I had my sample ballot's barcode scanned which brought up the pertinent information about me and then the precinct worker put a sheet of paper through a printer which printed my electronic ballot and told me to go over to the voting booth and follow the instructions. So I did. I got one step in and there was an internal code 103 error. Neither worker knew what that meant and they couldn't clear the machine without rebooting it. They also had to open up the machine in order to get my ballot.

Once someone had voted at the other machine, I asked if I could vote on that machine with my ballot. Sure.  So I went through the procedures again and the machine gave me the same error. Until I retired this past spring, I used to teach computers at the middle school.
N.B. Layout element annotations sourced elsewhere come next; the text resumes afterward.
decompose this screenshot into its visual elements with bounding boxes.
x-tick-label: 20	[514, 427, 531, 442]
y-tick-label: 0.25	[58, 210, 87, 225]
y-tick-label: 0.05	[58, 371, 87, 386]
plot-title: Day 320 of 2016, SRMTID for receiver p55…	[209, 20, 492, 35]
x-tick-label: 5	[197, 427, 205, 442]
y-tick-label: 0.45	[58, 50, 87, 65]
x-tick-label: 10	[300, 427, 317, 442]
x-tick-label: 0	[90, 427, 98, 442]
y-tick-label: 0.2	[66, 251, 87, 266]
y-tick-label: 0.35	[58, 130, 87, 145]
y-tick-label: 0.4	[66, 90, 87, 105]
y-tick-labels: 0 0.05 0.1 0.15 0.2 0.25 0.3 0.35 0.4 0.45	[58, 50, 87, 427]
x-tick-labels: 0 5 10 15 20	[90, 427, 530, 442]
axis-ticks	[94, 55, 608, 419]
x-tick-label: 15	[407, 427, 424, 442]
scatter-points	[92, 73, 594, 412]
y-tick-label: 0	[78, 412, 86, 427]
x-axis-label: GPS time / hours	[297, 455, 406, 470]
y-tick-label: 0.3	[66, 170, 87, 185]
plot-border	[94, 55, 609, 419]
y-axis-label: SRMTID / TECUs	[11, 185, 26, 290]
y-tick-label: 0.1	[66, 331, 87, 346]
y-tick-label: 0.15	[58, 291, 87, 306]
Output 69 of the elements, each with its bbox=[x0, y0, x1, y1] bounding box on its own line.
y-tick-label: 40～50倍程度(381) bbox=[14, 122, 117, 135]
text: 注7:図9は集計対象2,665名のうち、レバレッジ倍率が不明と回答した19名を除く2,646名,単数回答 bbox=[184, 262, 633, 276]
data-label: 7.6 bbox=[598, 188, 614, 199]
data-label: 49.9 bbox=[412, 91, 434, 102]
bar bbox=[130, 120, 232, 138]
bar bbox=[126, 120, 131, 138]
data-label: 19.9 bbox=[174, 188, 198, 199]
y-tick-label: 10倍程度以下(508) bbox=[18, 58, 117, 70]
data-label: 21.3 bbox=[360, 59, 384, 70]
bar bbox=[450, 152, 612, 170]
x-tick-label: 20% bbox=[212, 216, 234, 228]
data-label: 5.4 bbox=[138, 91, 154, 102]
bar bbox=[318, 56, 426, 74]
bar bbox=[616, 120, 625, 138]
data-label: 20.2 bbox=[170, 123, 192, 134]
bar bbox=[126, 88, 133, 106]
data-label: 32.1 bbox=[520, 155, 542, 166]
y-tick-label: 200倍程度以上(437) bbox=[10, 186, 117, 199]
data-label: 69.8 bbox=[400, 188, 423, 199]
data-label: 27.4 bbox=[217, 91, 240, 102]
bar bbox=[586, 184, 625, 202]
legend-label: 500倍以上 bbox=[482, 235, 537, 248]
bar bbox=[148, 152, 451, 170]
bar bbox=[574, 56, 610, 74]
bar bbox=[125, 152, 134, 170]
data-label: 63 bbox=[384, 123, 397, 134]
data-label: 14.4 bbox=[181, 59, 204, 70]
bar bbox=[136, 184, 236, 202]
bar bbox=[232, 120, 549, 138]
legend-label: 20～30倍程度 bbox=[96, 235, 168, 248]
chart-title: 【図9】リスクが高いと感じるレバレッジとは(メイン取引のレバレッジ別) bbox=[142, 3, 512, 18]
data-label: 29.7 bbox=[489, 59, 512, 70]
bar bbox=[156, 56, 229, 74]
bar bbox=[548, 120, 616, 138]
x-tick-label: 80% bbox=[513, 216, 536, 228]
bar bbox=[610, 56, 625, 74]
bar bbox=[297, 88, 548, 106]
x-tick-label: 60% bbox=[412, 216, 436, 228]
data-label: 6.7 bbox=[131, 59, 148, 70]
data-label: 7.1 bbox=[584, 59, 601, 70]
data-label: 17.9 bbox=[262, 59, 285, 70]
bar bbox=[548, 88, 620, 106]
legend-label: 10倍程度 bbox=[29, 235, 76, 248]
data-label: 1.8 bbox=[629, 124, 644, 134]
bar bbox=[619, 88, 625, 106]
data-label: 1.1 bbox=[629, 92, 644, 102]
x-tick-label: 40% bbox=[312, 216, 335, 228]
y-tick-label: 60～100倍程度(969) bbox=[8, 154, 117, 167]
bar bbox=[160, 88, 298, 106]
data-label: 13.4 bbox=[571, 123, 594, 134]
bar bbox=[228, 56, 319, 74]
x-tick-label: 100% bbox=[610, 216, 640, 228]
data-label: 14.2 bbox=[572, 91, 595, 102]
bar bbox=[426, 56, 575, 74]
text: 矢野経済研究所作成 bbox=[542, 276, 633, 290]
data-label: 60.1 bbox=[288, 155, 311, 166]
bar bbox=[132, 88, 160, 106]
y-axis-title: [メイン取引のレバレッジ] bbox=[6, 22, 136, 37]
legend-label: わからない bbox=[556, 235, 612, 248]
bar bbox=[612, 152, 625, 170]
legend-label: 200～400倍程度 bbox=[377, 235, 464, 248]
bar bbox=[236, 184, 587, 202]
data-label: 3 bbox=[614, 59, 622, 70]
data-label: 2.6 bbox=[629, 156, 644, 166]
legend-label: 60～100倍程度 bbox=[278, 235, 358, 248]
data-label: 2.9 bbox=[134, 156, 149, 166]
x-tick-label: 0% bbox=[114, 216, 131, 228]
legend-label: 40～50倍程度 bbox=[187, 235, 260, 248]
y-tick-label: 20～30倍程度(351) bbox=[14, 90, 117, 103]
Thinking to myself and troubleshooting, my ballot caused two different machines to error, indicating that it's not the machine, but the ballot that's the problem, especially since it was taking other people's ballots and allowing them to vote.

So now, the precinct workers voided my ballot and we decided to go through the process again with a new printed ballot.  I figured I'd be their Guinea Pig this morning to help them out, although I heard both of them vent their frustrations that they'd not gotten any kind of training on these machines. That, in itself, is a very bad thing if they're planning on rolling these things out en masse next spring.

So a new ballot was printed, I went over to the machine, started the process and got the same error message - Error 103.  Troubleshooting again, now it appears as if perhaps it's not the ballot, but the machine at the source doesn't like me for some reason. Needless to say, we didn't go through the process on another machine after that, my ballot was again voided and I went over and voted the "old fashioned" way, by inking my ballot. 45 minute after I'd walked into the building, I was walking out with my "I Voted" sticker. At the moment, I'm not impressed, nor am I satisfied that this could stop willful hacking of the system. I may end up going to absentee balloting in the future.